Унион медленно выцедил весь стакан, белоснежными, отнюдь не вставными зубами разгрыз кусочек льда.
— Бедный мальчик, — сказал он без предисловия, — президент так волнуется.
— Что делать, — ответила Великая Мама, — это тем более печально, ведь царь — его племянник. Так ли следует заботиться о племянниках. Остается лишь помогать, чем возможно, а мы можем уделить только сущие гроши.
— Действительно так. Президент очень огорчен и пошел на беспрецедентную меру.

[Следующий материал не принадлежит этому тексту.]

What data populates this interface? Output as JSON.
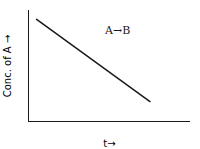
{
  "chart_data": {
    "type": "line",
    "xlabel": "t→",
    "ylabel": "Conc. of A →",
    "annotation": "A→B",
    "x": [
      0.05,
      0.75
    ],
    "values": [
      0.92,
      0.18
    ],
    "color": "#1a1a1a",
    "xlim": [
      0,
      1
    ],
    "ylim": [
      0,
      1
    ],
    "xticks": [],
    "yticks": [],
    "tick_labels": false,
    "grid": false
  }
}
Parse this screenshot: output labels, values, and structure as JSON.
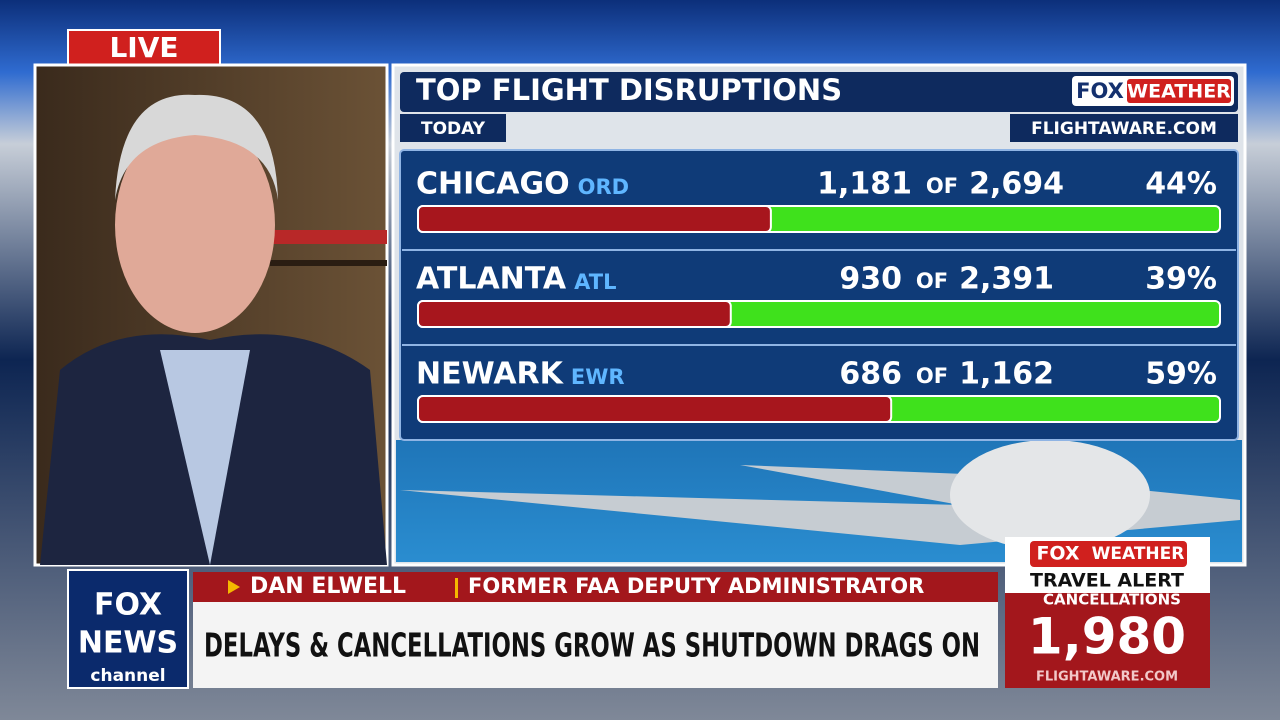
{
  "live": "LIVE",
  "graphic": {
    "title": "TOP FLIGHT DISRUPTIONS",
    "brand": {
      "fox": "FOX",
      "weather": "WEATHER"
    },
    "period": "TODAY",
    "source": "FLIGHTAWARE.COM",
    "rows": [
      {
        "city": "CHICAGO",
        "code": "ORD",
        "disrupted": "1,181",
        "of": "OF",
        "total": "2,694",
        "percent": 44,
        "percent_label": "44%"
      },
      {
        "city": "ATLANTA",
        "code": "ATL",
        "disrupted": "930",
        "of": "OF",
        "total": "2,391",
        "percent": 39,
        "percent_label": "39%"
      },
      {
        "city": "NEWARK",
        "code": "EWR",
        "disrupted": "686",
        "of": "OF",
        "total": "1,162",
        "percent": 59,
        "percent_label": "59%"
      }
    ]
  },
  "lower_third": {
    "name": "DAN ELWELL",
    "role": "FORMER FAA DEPUTY ADMINISTRATOR",
    "headline": "DELAYS & CANCELLATIONS GROW AS SHUTDOWN DRAGS ON",
    "logo": {
      "line1": "FOX",
      "line2": "NEWS",
      "line3": "channel"
    }
  },
  "alert": {
    "brand": {
      "fox": "FOX",
      "weather": "WEATHER"
    },
    "title": "TRAVEL ALERT",
    "label": "CANCELLATIONS",
    "count": "1,980",
    "source": "FLIGHTAWARE.COM"
  }
}
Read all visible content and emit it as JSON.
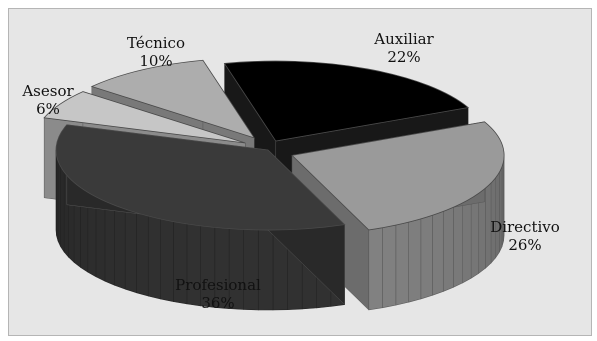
{
  "chart_data": {
    "type": "pie",
    "style": "3d-exploded",
    "title": "",
    "categories": [
      "Auxiliar",
      "Directivo",
      "Profesional",
      "Asesor",
      "Técnico"
    ],
    "values": [
      22,
      26,
      36,
      6,
      10
    ],
    "value_labels": [
      "22%",
      "26%",
      "36%",
      "6%",
      "10%"
    ],
    "colors": [
      "#000000",
      "#9a9a9a",
      "#3a3a3a",
      "#c6c6c6",
      "#adadad"
    ],
    "legend": "none"
  }
}
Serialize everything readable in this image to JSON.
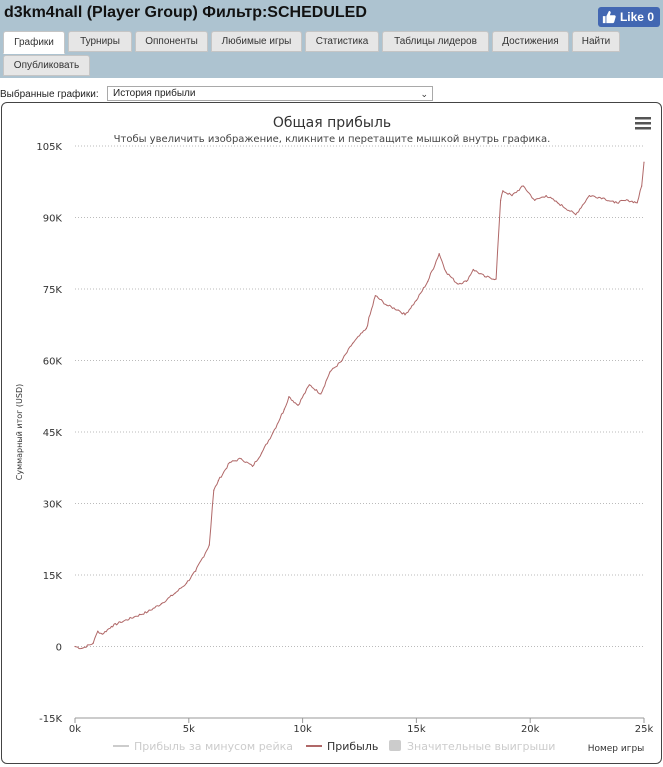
{
  "header": {
    "title": "d3km4nall (Player Group) Фильтр:SCHEDULED",
    "like_label": "Like 0"
  },
  "tabs": [
    {
      "label": "Графики",
      "active": true
    },
    {
      "label": "Турниры",
      "active": false
    },
    {
      "label": "Оппоненты",
      "active": false
    },
    {
      "label": "Любимые игры",
      "active": false
    },
    {
      "label": "Статистика",
      "active": false
    },
    {
      "label": "Таблицы лидеров",
      "active": false
    },
    {
      "label": "Достижения",
      "active": false
    },
    {
      "label": "Найти",
      "active": false
    },
    {
      "label": "Опубликовать",
      "active": false
    }
  ],
  "chart_selector": {
    "label": "Выбранные графики:",
    "value": "История прибыли"
  },
  "chart_data": {
    "type": "line",
    "title": "Общая прибыль",
    "subtitle": "Чтобы увеличить изображение, кликните и перетащите мышкой внутрь графика.",
    "xlabel": "Номер игры",
    "ylabel": "Суммарный итог (USD)",
    "xlim": [
      0,
      25000
    ],
    "ylim": [
      -15000,
      105000
    ],
    "x_ticks": [
      "0k",
      "5k",
      "10k",
      "15k",
      "20k",
      "25k"
    ],
    "y_ticks": [
      "105K",
      "90K",
      "75K",
      "60K",
      "45K",
      "30K",
      "15K",
      "0",
      "-15K"
    ],
    "grid": "horizontal dotted",
    "legend": {
      "placement": "bottom",
      "items": [
        {
          "label": "Прибыль за минусом рейка",
          "color": "#cccccc",
          "visible": false
        },
        {
          "label": "Прибыль",
          "color": "#b06868",
          "visible": true
        },
        {
          "label": "Значительные выигрыши",
          "color": "#cccccc",
          "visible": false
        }
      ]
    },
    "series": [
      {
        "name": "Прибыль",
        "color": "#b06868",
        "x": [
          0,
          300,
          800,
          1000,
          1200,
          1600,
          2000,
          2600,
          3200,
          3800,
          4400,
          4900,
          5300,
          5900,
          6100,
          6300,
          6800,
          7300,
          7800,
          8200,
          8700,
          9200,
          9400,
          9800,
          10300,
          10800,
          11200,
          11700,
          12200,
          12800,
          13200,
          13700,
          14200,
          14500,
          15000,
          15500,
          16000,
          16300,
          16800,
          17200,
          17500,
          18000,
          18500,
          18700,
          18800,
          19200,
          19700,
          20200,
          20700,
          21200,
          22000,
          22600,
          23200,
          23700,
          24300,
          24700,
          24900,
          25000
        ],
        "y": [
          0,
          -400,
          700,
          3200,
          2600,
          4200,
          5100,
          6200,
          7300,
          9000,
          11200,
          13300,
          15800,
          21300,
          32800,
          34800,
          38600,
          39400,
          37800,
          40600,
          44900,
          49800,
          52400,
          50600,
          54900,
          53000,
          57600,
          59800,
          63600,
          66700,
          73600,
          71600,
          70600,
          69600,
          72600,
          76600,
          82400,
          78600,
          76100,
          76600,
          79100,
          77600,
          77100,
          93600,
          95600,
          94600,
          96600,
          93600,
          94600,
          93100,
          90600,
          94600,
          94100,
          93100,
          93600,
          93100,
          96600,
          101600
        ]
      }
    ]
  }
}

Великая мама с удивлением посмотрела на него:
— И что же он сделал?
Старик развязал мешок и вытащил оттуда две монеты. Проследив, чтобы одна демонстрировала Элиане Эрмосе аверс, другая реверс, протянул их и, понимая, что глаза у нее уже отнюдь не орлиные, пояснил:
— Обычно Сальварсан воздерживается от чеканки золотых монет, рудник в Орифисьо-де-Оро отнюдь не то, чем располагают Южная Африка и Канада, тем более Сибирь, но в данном случае президент решил сделать исключение. Сальварсанский кортадо стоит сейчас на отметке в один и две десятых доллара Северо-Американских Соединенных Штатов, что при чеканке монет достоинством в двенадцать кортадо, есть семь рублей двадцать копеек по нынешнему курсу, иначе говоря, почти царский полуимпериал. Первые сто тысяч двенадцатикортадовых монет я сегодня привез. Это очень мало, президент понимает, что семьсот с небольшим тысяч рублей нужд вашего уважаемого племянника не поправят, но в ближайшие дни мы доставим еще и надеемся, что хотя бы в ближайшие дни дон Тимон сумеет обойтись этой скромной суммой. Чеканка будет продолжена.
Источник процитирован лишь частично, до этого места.